Annals of Clinical and Translational Neurology (May 2023)
Quantitative determination of SLC2A1 variant functional effects in GLUT1 deficiency syndrome
Abstract
Abstract Objective The goal of this study is to demonstrate the utility of a growth assay to quantify the functional impact of single nucleotide variants (SNVs) in SLC2A1, the gene responsible for Glut1DS. Methods The functional impact of 40 SNVs in SLC2A1 was quantitatively determined in HAP1 cells in which SLC2A1 is required for growth. Donor libraries were introduced into the endogenous SLC2A1 gene in HAP1‐Lig4KO cells using CRISPR/Cas9. Cell populations were harvested and sequenced to quantify the effect of variants on growth and generate a functional score. Quantitative functional scores were compared to 3‐OMG uptake, SLC2A1 cell surface expression, CADD score, and clinical data, including CSF/blood glucose ratio. Results Nonsense variants (N = 3) were reduced in cell culture over time resulting in negative scores (mean score: −1.15 ± 0.17), whereas synonymous variants (N = 10) were not depleted (mean score: 0.25 ± 0.12) (P < 2e‐16). Missense variants (N = 27) yielded a range of functional scores including slightly negative scores, supporting a partial function and intermediate phenotype.

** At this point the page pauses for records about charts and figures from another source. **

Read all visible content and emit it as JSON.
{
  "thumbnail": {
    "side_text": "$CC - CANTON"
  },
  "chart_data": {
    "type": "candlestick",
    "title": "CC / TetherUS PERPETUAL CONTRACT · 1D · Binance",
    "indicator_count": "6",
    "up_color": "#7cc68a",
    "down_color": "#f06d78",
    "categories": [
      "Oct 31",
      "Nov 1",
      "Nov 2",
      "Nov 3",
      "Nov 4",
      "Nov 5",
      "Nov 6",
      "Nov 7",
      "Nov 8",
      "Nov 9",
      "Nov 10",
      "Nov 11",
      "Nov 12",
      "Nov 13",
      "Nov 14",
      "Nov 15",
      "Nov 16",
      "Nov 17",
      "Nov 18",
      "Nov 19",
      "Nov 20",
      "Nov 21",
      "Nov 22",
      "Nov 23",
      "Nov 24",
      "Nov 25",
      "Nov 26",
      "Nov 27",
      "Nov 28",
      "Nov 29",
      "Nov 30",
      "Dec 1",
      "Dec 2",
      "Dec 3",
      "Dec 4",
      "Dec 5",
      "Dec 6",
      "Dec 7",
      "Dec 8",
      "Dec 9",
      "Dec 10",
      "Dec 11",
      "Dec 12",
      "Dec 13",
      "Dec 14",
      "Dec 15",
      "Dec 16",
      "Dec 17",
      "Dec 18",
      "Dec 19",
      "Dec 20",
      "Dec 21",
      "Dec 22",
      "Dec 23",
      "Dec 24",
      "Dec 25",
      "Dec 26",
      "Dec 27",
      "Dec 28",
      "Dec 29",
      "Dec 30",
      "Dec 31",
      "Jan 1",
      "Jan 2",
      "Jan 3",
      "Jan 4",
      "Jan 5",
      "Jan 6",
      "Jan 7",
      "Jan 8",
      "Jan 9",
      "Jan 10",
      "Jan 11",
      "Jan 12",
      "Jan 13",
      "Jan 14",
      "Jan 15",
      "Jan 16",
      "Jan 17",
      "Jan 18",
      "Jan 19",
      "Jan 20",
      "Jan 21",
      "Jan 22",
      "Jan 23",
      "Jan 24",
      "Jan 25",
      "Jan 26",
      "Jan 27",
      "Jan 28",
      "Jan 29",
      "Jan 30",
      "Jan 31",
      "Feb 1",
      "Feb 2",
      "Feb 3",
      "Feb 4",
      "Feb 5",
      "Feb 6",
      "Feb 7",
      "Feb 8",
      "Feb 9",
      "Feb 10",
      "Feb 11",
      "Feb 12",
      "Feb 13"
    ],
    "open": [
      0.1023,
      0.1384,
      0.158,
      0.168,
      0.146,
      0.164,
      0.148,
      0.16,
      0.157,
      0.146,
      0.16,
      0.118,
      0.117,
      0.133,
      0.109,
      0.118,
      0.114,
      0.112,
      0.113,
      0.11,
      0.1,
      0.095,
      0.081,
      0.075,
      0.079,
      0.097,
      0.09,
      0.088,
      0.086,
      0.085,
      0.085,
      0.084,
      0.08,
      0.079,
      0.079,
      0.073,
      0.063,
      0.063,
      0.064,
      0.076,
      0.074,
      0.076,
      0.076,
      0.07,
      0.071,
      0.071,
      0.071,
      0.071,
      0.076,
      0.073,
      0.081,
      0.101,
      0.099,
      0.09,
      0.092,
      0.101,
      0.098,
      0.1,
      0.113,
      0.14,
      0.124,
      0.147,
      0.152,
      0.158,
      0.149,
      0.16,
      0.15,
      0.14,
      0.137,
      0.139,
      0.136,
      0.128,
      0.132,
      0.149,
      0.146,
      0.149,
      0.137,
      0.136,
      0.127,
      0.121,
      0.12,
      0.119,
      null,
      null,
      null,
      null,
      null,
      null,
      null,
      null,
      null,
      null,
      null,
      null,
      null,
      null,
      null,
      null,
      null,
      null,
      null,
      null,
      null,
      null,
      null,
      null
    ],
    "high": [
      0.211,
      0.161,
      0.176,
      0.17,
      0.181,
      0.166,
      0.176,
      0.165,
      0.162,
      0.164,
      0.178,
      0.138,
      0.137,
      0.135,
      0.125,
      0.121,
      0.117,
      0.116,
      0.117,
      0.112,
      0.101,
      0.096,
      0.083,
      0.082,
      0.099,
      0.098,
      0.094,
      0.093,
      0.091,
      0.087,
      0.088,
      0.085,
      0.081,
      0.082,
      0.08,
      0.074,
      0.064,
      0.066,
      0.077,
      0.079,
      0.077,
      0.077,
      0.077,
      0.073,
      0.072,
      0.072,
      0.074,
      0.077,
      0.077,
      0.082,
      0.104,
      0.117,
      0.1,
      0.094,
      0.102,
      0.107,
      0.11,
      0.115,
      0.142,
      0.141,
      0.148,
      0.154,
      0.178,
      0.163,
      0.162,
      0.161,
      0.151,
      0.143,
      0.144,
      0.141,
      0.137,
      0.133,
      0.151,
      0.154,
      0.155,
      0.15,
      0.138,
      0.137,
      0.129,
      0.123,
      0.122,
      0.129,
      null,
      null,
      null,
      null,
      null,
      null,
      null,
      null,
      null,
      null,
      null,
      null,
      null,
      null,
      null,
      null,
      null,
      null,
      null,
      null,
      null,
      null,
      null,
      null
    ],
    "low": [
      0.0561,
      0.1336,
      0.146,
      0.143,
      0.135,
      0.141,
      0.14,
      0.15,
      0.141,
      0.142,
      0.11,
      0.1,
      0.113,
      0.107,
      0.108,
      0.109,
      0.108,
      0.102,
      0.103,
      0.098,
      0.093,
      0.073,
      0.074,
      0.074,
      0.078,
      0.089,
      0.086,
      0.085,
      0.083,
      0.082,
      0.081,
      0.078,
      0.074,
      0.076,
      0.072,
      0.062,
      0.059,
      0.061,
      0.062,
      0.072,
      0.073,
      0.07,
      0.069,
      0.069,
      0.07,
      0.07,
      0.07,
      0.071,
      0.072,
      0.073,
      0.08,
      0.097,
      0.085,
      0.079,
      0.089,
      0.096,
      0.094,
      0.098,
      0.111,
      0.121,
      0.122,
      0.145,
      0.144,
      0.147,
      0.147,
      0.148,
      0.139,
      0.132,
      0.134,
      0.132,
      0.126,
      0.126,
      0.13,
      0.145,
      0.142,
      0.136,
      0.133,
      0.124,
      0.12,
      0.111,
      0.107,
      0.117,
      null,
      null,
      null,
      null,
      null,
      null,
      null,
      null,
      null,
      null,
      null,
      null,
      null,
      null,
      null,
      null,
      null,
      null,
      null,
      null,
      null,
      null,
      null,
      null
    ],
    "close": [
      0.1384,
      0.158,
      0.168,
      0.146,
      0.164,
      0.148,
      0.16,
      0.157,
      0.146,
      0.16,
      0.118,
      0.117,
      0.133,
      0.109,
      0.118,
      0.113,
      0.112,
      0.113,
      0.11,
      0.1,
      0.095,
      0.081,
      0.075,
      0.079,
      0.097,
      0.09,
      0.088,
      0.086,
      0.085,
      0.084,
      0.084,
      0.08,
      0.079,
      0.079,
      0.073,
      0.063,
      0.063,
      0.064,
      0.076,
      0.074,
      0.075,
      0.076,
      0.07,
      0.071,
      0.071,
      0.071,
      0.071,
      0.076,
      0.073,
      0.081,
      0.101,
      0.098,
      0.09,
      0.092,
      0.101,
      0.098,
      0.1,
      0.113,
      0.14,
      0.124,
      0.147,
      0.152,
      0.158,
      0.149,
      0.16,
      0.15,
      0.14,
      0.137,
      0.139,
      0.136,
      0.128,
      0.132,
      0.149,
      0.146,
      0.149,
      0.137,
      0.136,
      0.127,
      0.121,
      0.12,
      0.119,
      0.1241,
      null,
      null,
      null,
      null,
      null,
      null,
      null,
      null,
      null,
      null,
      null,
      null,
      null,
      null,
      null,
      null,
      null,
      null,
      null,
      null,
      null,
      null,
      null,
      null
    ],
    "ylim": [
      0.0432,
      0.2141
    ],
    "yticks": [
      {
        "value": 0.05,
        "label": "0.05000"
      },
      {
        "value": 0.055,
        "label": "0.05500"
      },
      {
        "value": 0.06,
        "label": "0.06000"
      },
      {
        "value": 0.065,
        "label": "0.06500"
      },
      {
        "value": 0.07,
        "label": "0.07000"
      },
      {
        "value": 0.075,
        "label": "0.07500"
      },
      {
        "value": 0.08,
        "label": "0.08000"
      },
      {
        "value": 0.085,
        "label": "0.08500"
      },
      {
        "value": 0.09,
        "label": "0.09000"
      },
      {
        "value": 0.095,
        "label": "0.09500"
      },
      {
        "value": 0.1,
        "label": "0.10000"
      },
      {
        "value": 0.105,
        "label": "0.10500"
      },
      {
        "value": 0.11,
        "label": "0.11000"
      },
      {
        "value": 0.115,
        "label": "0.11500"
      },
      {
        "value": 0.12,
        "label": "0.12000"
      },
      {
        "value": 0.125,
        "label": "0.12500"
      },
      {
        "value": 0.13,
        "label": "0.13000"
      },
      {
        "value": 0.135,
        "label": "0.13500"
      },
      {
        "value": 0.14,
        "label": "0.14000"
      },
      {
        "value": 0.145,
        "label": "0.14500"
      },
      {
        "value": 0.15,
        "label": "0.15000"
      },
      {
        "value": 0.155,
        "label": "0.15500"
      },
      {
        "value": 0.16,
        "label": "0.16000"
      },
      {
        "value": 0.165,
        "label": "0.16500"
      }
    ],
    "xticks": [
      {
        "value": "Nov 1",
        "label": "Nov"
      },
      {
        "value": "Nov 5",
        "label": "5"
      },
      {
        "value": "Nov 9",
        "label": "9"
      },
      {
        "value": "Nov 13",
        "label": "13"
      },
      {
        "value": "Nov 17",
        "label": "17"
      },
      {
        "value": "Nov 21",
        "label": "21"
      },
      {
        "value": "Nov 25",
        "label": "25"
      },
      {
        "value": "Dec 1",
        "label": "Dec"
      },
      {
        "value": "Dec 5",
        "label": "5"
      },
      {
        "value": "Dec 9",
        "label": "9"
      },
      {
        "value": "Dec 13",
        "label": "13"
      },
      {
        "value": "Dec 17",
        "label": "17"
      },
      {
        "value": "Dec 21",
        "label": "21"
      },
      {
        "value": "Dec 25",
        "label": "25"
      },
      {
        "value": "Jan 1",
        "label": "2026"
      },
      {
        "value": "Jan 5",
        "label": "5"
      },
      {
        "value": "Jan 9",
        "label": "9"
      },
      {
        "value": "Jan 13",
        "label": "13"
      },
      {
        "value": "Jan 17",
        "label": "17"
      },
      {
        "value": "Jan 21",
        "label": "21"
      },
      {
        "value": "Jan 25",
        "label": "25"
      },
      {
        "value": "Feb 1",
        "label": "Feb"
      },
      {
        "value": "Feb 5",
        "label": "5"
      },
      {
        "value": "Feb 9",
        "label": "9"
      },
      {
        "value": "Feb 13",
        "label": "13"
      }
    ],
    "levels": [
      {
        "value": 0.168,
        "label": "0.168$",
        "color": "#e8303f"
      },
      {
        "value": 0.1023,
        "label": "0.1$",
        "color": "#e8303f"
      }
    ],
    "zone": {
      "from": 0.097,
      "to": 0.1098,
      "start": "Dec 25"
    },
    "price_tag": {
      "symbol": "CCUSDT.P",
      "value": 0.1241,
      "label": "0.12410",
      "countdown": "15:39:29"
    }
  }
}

Several variants with normal results on either cell surface expression (p.N34S and p.W65R) or 3‐OMG uptake (p.W65R) had negative functional scores. There is a moderate but significant correlation between our functional scores and CADD scores. Interpretation Cell growth is useful to quantitatively determine the functional effects of SLC2A1 variants. Nonsense variants were reliably distinguished from benign variants in this in vitro functional assay. For facilitating early diagnosis and therapeutic intervention, future work is needed to determine the functional effect of every possible variant in SLC2A1.